Home ›› News ›› Deciphering the Dietary Confusion: What “Healthy” Diets Have In Common

Deciphering the Dietary Confusion: What “Healthy” Diets Have In Common

By Tamara Golden RN, HNB-BC, WHE, NBC-HWC

Deciding what to eat has become a very complicated decision for anyone trying to improve their overall health and habits these days. There is much conflicting information and evidence in the field of Nutrition about what really constitutes a “healthy diet.” One dietary theory says grains are good for you, and another says grains are poison. One diet says dairy is good, and another says it’s bad. The popular Paleo diet says you were made to eat meat, while the Vegan diet shuns meat and all animal products. And the list goes on. So how is a health-conscious person supposed to figure this out when even the “experts” don’t agree?

Well, perhaps it’s better to look at what ALL the dietary theories have in common and start there. Scientific studies and dietary theories all agree on the following:

We need plenty of vegetables. None of the dietary theories discourage vegetables, and all agree with studies that show they are nutrient dense foods that provide essential vitamins, minerals, fiber and phytonutrients that we all need. The largest, most respected studies, such as the Nurses Health Study and the China Study clearly indicate that the more vegetables we eat, the healthier we are and the lower our risk of disease.

Eat naturally occurring foods and avoid highly processed foods. Past generations didn’t eat from a grocery store – they got their food from farms and nature.  Processing removes nutrients and the “life” in natural foods and adds contents that shouldn’t really even be allowed to be called “food.” They have little to no nutrient value and often are riddled with ingredients such as trans fats and chemicals that cause inflammation in the body and have been linked to development of many chronic diseases.
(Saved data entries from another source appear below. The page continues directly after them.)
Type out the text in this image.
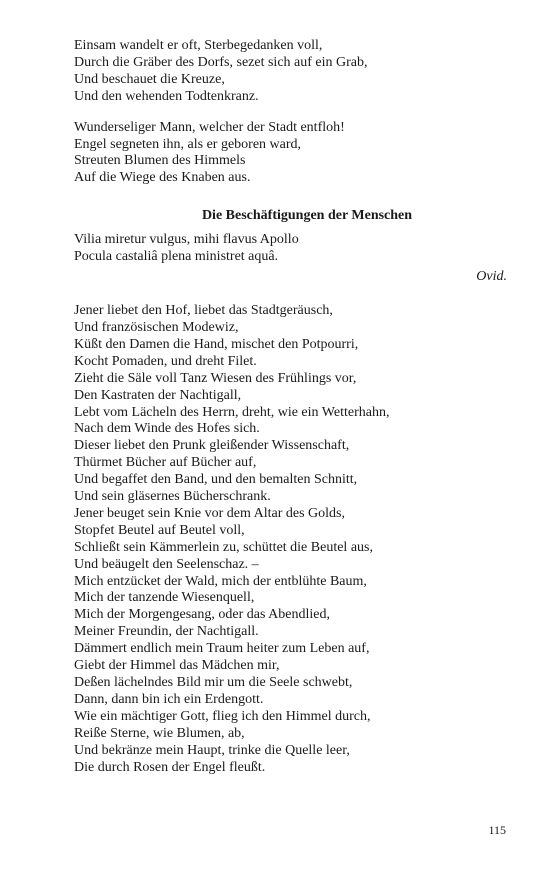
Einsam wandelt er oft, Sterbegedanken voll,
Durch die Gräber des Dorfs, sezet sich auf ein Grab,
Und beschauet die Kreuze,
Und den wehenden Todtenkranz.
Wunderseliger Mann, welcher der Stadt entfloh!
Engel segneten ihn, als er geboren ward,
Streuten Blumen des Himmels
Auf die Wiege des Knaben aus.
Die Beschäftigungen der Menschen
Vilia miretur vulgus, mihi flavus Apollo
Pocula castaliâ plena ministret aquâ.
Ovid.
Jener liebet den Hof, liebet das Stadtgeräusch,
Und französischen Modewiz,
Küßt den Damen die Hand, mischet den Potpourri,
Kocht Pomaden, und dreht Filet.
Zieht die Säle voll Tanz Wiesen des Frühlings vor,
Den Kastraten der Nachtigall,
Lebt vom Lächeln des Herrn, dreht, wie ein Wetterhahn,
Nach dem Winde des Hofes sich.
Dieser liebet den Prunk gleißender Wissenschaft,
Thürmet Bücher auf Bücher auf,
Und begaffet den Band, und den bemalten Schnitt,
Und sein gläsernes Bücherschrank.
Jener beuget sein Knie vor dem Altar des Golds,
Stopfet Beutel auf Beutel voll,
Schließt sein Kämmerlein zu, schüttet die Beutel aus,
Und beäugelt den Seelenschaz. –
Mich entzücket der Wald, mich der entblühte Baum,
Mich der tanzende Wiesenquell,
Mich der Morgengesang, oder das Abendlied,
Meiner Freundin, der Nachtigall.
Dämmert endlich mein Traum heiter zum Leben auf,
Giebt der Himmel das Mädchen mir,
Deßen lächelndes Bild mir um die Seele schwebt,
Dann, dann bin ich ein Erdengott.
Wie ein mächtiger Gott, flieg ich den Himmel durch,
Reiße Sterne, wie Blumen, ab,
Und bekränze mein Haupt, trinke die Quelle leer,
Die durch Rosen der Engel fleußt.
115
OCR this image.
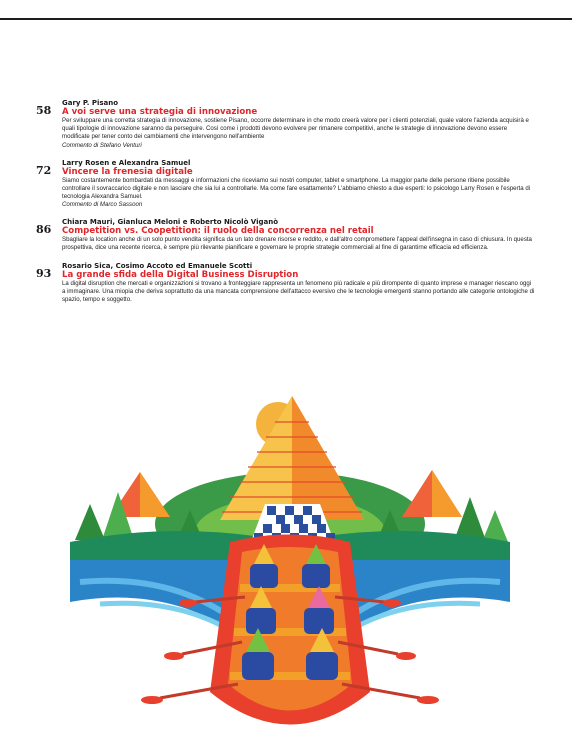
58
Gary P. Pisano
A voi serve una strategia di innovazione
Per sviluppare una corretta strategia di innovazione, sostiene Pisano, occorre determinare in che modo creerà valore per i clienti potenziali, quale valore l'azienda acquisirà e quali tipologie di innovazione saranno da perseguire. Così come i prodotti devono evolvere per rimanere competitivi, anche le strategie di innovazione devono essere modificate per tener conto dei cambiamenti che intervengono nell'ambiente
Commento di Stefano Venturi
72
Larry Rosen e Alexandra Samuel
Vincere la frenesia digitale
Siamo costantemente bombardati da messaggi e informazioni che riceviamo sui nostri computer, tablet e smartphone. La maggior parte delle persone ritiene possibile controllare il sovraccarico digitale e non lasciare che sia lui a controllarle. Ma come fare esattamente? L'abbiamo chiesto a due esperti: lo psicologo Larry Rosen e l'esperta di tecnologia Alexandra Samuel.
Commento di Marco Sassoon
86
Chiara Mauri, Gianluca Meloni e Roberto Nicolò Viganò
Competition vs. Coopetition: il ruolo della concorrenza nel retail
Sbagliare la location anche di un solo punto vendita significa da un lato drenare risorse e reddito, e dall'altro compromettere l'appeal dell'insegna in caso di chiusura. In questa prospettiva, dice una recente ricerca, è sempre più rilevante pianificare e governare le proprie strategie commerciali al fine di garantirne efficacia ed efficienza.
93
Rosario Sica, Cosimo Accoto ed Emanuele Scotti
La grande sfida della Digital Business Disruption
La digital disruption che mercati e organizzazioni si trovano a fronteggiare rappresenta un fenomeno più radicale e più dirompente di quanto imprese e manager riescano oggi a immaginare. Una miopia che deriva soprattutto da una mancata comprensione dell'attacco eversivo che le tecnologie emergenti stanno portando alle categorie ontologiche di spazio, tempo e soggetto.
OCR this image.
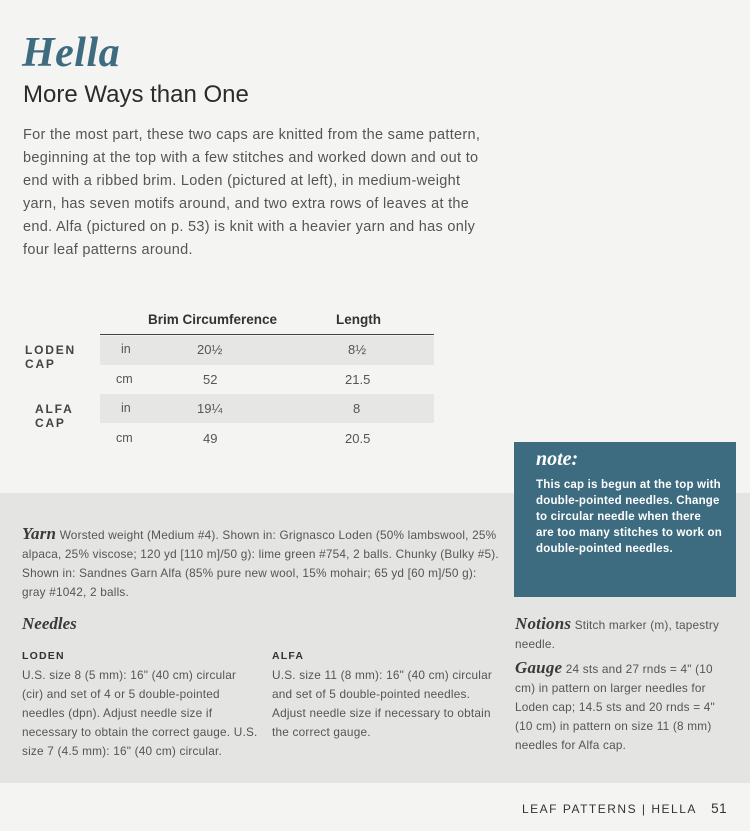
Hella
More Ways than One

For the most part, these two caps are knitted from the same pattern, beginning at the top with a few stitches and worked down and out to end with a ribbed brim. Loden (pictured at left), in medium-weight yarn, has seven motifs around, and two extra rows of leaves at the end. Alfa (pictured on p. 53) is knit with a heavier yarn and has only four leaf patterns around.

Brim Circumference	Length
LODEN CAP
in	20½	8½
cm	52	21.5
ALFA CAP
in	19¼	8
cm	49	20.5

note:

This cap is begun at the top with double-pointed needles. Change to circular needle when there are too many stitches to work on double-pointed needles.

Yarn Worsted weight (Medium #4). Shown in: Grignasco Loden (50% lambswool, 25% alpaca, 25% viscose; 120 yd [110 m]/50 g): lime green #754, 2 balls. Chunky (Bulky #5). Shown in: Sandnes Garn Alfa (85% pure new wool, 15% mohair; 65 yd [60 m]/50 g): gray #1042, 2 balls.

Needles
LODEN

U.S. size 8 (5 mm): 16" (40 cm) circular (cir) and set of 4 or 5 double-pointed needles (dpn). Adjust needle size if necessary to obtain the correct gauge. U.S. size 7 (4.5 mm): 16" (40 cm) circular.

ALFA

U.S. size 11 (8 mm): 16" (40 cm) circular and set of 5 double-pointed needles. Adjust needle size if necessary to obtain the correct gauge.

Notions Stitch marker (m), tapestry needle.

Gauge 24 sts and 27 rnds = 4" (10 cm) in pattern on larger needles for Loden cap; 14.5 sts and 20 rnds = 4" (10 cm) in pattern on size 11 (8 mm) needles for Alfa cap.

LEAF PATTERNS | HELLA 51
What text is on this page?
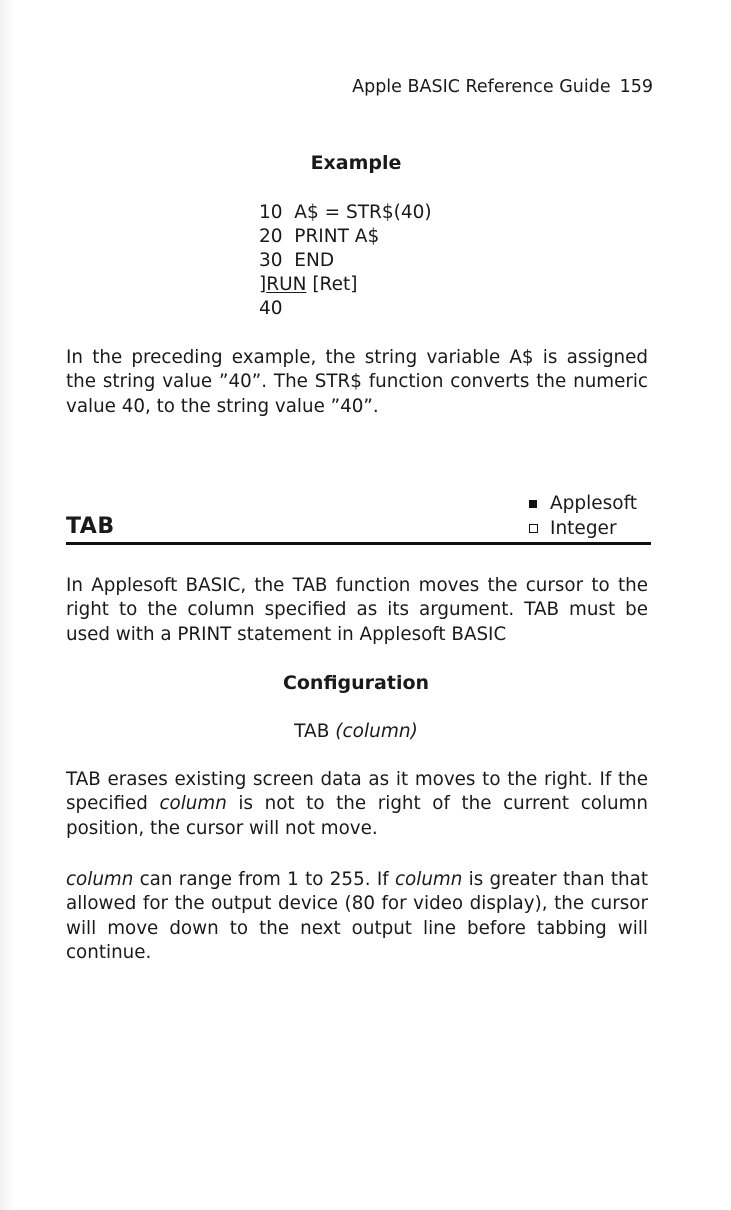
Apple BASIC Reference Guide 159
Example
10  A$ = STR$(40)
20  PRINT A$
30  END
]RUN [Ret]
40

In the preceding example, the string variable A$ is assigned the string value ”40”. The STR$ function converts the numeric value 40, to the string value ”40”.

Applesoft
Integer
TAB

In Applesoft BASIC, the TAB function moves the cursor to the right to the column specified as its argument. TAB must be used with a PRINT statement in Applesoft BASIC

Configuration
TAB (column)

TAB erases existing screen data as it moves to the right. If the specified column is not to the right of the current column position, the cursor will not move.

column can range from 1 to 255. If column is greater than that allowed for the output device (80 for video display), the cursor will move down to the next output line before tabbing will continue.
Minimize your sugar intake. Countless studies have now proven that added sugar in our diets is a significant contributor to our high rate of chronic disease. Limiting your consumption of foods high in added sugar such as sodas, sugary snacks, and alcoholic beverages can make a significant impact on your disease risk and overall health.

So, rather than focusing on conflicting dietary theories and trying to choose which one to follow – which can easily lead to overwhelm and making no healthy changes at all – focus on adding more vegetables to your meals, eating whole foods instead of processed foods, and reducing the amount of sugar you consume. All of these steps will help you feel better and reduce your risk of disease.

And then, after you implement the basics of a truly healthy diet, you can take your healthy habits a step further and make choices about specific “controversial” foods. I’ll cover how to navigate those decisions in another post!